Juan Pablo Montecino

ONG Innovacien

 

Hace más o menos 20 años algunas carreras universitarias ya enseñaban y evaluaban cómo crear una página web en HTML, incluso algunas disciplinas humanistas, como Pedagogía en Filosofía, lo hacían.

Lo que en ese entonces los alumnos no entendían era porque un profesor de un área diferente a la tecnología debía saber cómo crear una página web, lo que se justificaba por la necesidad de dar una respuesta a herramientas que llegaron para quedarse y que se volverían indispensables.

Hoy en día se sigue escuchando en las aulas universitarias y de colegios sobre la utilidad de algunas tecnologías que se enseñan en las salas de clases.

Hace años cuando el idioma inglés comenzó a impartirse en prácticamente todos los colegios como una segunda lengua, fueron necesarias una serie de reacciones por parte de los sistemas educativos de los diferentes países.

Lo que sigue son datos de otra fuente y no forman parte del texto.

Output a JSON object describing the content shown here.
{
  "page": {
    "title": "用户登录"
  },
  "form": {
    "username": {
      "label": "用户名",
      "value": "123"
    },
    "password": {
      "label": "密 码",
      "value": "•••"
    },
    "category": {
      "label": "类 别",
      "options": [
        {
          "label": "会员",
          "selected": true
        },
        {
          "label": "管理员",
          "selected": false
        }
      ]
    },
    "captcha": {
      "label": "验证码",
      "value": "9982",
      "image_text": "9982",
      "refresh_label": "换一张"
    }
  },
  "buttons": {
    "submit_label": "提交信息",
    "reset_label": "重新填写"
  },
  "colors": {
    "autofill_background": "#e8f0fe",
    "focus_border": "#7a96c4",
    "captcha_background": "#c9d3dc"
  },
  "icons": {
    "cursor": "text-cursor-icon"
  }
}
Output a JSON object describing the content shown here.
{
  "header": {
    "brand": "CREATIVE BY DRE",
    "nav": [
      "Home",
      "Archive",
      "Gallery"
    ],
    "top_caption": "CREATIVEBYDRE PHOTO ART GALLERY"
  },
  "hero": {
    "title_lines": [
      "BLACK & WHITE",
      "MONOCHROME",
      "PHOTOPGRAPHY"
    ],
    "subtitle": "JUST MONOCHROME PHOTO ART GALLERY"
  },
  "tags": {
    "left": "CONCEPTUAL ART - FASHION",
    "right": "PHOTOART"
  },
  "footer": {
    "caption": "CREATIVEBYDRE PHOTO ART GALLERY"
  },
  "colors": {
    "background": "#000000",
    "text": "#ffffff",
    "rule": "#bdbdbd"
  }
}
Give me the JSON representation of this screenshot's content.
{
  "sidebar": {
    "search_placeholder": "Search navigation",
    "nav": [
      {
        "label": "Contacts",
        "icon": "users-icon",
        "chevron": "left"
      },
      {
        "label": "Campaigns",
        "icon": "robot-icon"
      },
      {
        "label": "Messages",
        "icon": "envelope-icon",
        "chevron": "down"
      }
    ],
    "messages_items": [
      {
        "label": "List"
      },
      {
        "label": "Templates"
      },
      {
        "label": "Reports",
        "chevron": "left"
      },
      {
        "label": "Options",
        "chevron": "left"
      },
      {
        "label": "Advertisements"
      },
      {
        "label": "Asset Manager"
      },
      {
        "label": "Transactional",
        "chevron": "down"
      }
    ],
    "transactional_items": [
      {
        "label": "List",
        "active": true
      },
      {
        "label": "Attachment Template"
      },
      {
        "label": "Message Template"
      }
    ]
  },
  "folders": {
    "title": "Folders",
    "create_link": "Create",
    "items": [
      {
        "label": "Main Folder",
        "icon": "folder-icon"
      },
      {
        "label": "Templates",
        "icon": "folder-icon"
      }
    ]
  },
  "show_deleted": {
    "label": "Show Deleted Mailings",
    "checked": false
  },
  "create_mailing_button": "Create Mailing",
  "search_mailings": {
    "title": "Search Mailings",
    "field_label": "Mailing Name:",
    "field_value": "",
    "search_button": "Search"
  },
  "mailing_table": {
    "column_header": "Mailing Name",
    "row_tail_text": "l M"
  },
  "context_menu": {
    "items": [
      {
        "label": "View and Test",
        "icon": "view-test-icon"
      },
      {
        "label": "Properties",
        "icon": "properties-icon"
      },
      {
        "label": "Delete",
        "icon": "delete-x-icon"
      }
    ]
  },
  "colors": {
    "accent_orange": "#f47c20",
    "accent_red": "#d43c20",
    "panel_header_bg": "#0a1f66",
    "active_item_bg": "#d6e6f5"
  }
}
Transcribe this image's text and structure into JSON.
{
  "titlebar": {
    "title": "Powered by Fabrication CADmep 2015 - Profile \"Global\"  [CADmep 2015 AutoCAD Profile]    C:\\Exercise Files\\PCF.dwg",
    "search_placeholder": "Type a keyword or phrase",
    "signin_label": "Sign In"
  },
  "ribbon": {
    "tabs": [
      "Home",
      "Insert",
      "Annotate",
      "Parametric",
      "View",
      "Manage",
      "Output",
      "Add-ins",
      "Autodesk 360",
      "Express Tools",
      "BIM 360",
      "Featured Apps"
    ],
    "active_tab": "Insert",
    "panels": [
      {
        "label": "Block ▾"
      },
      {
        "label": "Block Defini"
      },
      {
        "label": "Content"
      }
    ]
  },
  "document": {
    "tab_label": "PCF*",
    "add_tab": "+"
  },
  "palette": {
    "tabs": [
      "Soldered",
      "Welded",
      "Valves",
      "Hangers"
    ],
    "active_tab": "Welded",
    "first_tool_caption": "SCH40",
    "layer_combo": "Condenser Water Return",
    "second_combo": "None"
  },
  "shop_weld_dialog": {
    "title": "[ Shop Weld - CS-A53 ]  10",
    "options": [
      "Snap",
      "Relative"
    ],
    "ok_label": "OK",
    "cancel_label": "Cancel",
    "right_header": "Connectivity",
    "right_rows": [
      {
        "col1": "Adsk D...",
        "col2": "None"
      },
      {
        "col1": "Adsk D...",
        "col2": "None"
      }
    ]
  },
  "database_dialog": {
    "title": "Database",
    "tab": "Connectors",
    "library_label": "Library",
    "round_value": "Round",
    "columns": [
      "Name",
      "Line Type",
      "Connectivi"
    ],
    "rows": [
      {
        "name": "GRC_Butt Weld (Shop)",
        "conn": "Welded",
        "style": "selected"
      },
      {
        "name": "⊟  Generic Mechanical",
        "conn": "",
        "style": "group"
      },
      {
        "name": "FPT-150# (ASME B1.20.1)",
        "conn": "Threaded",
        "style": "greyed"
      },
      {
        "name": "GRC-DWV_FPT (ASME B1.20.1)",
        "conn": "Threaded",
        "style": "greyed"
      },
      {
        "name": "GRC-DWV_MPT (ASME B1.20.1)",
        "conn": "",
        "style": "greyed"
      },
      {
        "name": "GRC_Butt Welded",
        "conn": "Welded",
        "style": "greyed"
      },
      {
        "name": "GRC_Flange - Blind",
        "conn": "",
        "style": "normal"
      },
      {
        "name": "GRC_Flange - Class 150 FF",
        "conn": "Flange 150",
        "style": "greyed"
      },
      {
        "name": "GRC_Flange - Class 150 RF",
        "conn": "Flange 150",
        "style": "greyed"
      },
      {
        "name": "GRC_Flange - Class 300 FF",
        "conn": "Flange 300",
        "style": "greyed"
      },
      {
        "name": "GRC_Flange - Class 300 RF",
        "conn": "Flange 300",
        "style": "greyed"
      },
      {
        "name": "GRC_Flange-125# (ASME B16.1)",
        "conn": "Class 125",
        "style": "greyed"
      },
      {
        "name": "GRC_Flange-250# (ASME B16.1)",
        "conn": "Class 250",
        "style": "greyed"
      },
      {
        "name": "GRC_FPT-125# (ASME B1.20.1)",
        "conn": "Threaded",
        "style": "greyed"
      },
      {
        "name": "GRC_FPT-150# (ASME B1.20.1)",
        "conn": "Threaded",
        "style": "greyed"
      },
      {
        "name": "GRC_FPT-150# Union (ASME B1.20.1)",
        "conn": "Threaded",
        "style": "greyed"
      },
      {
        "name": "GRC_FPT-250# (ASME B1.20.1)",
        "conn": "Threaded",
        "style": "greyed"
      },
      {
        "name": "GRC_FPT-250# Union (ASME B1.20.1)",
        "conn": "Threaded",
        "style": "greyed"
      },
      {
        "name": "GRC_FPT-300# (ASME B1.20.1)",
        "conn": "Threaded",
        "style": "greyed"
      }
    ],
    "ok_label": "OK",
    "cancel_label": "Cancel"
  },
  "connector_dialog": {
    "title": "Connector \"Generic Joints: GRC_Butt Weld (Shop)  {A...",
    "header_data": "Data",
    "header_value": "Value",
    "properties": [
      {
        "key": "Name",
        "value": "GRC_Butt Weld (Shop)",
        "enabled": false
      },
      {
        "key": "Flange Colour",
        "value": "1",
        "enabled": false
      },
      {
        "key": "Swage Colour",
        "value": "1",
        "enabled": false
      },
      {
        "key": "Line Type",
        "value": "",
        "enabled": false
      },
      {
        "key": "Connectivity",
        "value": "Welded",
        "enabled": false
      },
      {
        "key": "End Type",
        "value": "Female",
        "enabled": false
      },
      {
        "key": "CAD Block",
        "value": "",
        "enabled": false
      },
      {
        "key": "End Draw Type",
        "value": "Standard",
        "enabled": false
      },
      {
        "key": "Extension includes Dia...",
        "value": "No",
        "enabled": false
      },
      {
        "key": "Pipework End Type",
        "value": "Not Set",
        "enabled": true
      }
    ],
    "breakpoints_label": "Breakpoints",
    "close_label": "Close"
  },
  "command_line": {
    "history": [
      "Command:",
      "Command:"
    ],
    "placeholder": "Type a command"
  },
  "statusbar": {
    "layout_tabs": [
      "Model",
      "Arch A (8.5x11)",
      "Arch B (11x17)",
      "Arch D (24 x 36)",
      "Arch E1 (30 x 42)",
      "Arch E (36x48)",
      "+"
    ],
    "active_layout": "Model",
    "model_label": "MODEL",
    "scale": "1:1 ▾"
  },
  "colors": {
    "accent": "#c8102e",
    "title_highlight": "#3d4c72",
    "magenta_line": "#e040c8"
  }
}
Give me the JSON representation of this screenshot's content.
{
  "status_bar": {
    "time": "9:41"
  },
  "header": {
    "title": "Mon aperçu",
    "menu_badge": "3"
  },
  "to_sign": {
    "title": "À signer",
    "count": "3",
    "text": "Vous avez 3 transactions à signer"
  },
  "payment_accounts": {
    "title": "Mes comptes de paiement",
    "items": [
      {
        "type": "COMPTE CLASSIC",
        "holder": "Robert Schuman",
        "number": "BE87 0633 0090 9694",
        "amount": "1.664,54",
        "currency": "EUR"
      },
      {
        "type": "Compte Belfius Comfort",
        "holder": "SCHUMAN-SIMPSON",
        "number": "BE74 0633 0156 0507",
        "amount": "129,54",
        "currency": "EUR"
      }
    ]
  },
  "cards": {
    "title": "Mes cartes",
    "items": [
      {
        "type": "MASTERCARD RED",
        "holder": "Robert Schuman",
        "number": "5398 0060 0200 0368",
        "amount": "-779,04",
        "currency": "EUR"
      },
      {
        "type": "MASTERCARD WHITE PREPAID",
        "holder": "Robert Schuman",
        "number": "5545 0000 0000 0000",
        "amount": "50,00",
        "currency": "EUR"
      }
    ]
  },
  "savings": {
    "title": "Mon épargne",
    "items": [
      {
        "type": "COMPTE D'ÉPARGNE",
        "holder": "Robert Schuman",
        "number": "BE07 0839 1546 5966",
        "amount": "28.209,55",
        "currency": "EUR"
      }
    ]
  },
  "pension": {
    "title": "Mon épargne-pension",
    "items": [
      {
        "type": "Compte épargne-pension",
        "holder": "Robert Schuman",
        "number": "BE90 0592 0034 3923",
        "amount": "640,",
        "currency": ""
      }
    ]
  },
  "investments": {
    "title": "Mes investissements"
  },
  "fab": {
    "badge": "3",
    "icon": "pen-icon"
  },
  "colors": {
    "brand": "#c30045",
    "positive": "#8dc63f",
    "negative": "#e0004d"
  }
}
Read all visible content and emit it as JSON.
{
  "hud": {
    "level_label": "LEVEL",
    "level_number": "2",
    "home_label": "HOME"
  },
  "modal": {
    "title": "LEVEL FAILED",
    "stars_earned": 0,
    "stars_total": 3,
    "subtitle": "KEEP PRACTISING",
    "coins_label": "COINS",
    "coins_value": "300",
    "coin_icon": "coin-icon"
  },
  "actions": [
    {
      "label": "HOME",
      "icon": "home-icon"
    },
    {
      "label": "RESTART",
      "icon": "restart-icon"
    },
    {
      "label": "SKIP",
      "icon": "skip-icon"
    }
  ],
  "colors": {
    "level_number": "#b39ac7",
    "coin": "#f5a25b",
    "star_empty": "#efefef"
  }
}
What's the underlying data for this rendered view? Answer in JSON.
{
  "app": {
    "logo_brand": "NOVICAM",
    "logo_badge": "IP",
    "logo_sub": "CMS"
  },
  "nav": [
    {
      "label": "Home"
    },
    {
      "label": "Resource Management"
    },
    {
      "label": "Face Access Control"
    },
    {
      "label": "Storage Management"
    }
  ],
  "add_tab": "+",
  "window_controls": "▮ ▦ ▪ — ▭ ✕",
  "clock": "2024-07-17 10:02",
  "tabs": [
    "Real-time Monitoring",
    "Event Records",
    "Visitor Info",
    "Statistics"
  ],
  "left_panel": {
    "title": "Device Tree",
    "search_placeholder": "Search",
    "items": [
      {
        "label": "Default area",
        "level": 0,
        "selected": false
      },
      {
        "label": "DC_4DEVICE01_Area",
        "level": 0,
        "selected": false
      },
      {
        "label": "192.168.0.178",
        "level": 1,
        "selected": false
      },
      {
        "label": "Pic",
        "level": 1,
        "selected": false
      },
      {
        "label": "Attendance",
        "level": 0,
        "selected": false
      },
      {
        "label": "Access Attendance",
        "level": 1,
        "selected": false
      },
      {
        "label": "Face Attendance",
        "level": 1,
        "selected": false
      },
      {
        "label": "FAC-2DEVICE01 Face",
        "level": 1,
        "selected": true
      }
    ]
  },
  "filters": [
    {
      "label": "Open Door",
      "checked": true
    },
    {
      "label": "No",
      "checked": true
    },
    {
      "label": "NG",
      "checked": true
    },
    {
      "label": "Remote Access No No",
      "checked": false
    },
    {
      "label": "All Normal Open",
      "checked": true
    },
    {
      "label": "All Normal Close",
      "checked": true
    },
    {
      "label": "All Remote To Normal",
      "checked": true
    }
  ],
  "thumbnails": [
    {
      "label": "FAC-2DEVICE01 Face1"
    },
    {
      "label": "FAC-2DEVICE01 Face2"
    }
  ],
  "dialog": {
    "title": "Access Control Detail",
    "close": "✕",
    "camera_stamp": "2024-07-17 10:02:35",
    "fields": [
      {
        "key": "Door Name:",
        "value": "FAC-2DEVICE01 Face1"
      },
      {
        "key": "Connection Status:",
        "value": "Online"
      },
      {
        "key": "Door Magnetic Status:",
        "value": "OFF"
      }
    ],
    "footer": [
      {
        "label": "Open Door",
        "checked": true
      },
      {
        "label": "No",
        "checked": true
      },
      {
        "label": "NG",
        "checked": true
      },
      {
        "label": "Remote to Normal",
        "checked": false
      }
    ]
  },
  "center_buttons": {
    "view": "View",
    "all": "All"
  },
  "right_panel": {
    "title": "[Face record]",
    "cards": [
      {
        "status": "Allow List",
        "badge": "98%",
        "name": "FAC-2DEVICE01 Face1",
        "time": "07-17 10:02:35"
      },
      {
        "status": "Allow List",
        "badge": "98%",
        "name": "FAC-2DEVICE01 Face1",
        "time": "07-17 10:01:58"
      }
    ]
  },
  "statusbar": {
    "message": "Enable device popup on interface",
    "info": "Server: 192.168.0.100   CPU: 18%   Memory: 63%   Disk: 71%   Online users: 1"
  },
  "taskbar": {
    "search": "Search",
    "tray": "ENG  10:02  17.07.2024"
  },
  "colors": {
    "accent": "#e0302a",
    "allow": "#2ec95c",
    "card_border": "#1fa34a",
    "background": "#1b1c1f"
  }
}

Actualmente se busca replicar lo mismo con otro idioma universal: el de la tecnología.

Hoy no basta saber cómo utilizar la tecnología y las herramientas digitales, hay que saber también cómo funcionan.

Afortunadamente en la actualidad existe dentro de nuestro sistema escolar y en los objetivos específicos de algunas asignaturas, principalmente en tecnología, una serie de contenidos enfocados a ciertas herramientas digitales, que efectivamente nos prestan una función respecto a nuestro quehacer diario.

Pese a esto, la formación sigue siendo deficiente, realidad que constatamos no sólo el pasado 2020 en nuestros alumnos, sino que también en nuestro cuerpo docente, tanto en cuanto a manejo como a metodología de enseñanza.

Y esta realidad no es más que un efecto de la falta de políticas educacionales que agreguen herramientas digitales efectivas a nuestro currículum, tanto en enseñanza básica como en enseñanza media. Lo que ya era una verdadera urgencia para el año 2010, hoy es otra debilidad y ausencia en nuestro sistema escolar.

Es común oír acerca de países del oriente como Japón o Corea que han logrado un desarrollo envidiable gracias a su postura y formación en relación a herramientas tecnológicas. Japón, por ejemplo, tomó la decisión en el 2018 de integrar contenidos de programación y codificación para el año 2020 en la escuela tanto primaria como secundaria, con el fin de estimular el pensamiento lógico matemático y fortalecer el futuro capital humano. En el año 2018 declaró un PIB per cápita de USD 39,289.96,  muy diferente de los USD 15,923.36 correspondientes a nuestro país.  Esta situación se repite en varios países de la Unión Europea, que cuentan con inversiones tanto en ciencias como tecnología, mucho más altas que las de países como el nuestro.

Los conocimientos acerca de las diferentes herramientas digitales han sido subestimados por nuestro sistema escolar, y dejados como responsabilidad tanto del usuario cómo de las instituciones de educación superior, lo cual ya es una desventaja con respecto a otros países y nos deja vulnerables tanto frente al mundo digital como frente a una eventual competencia en los diferentes ámbitos, con o sin pandemia, siendo esta una materia más en la cual como país seguimos reprobando.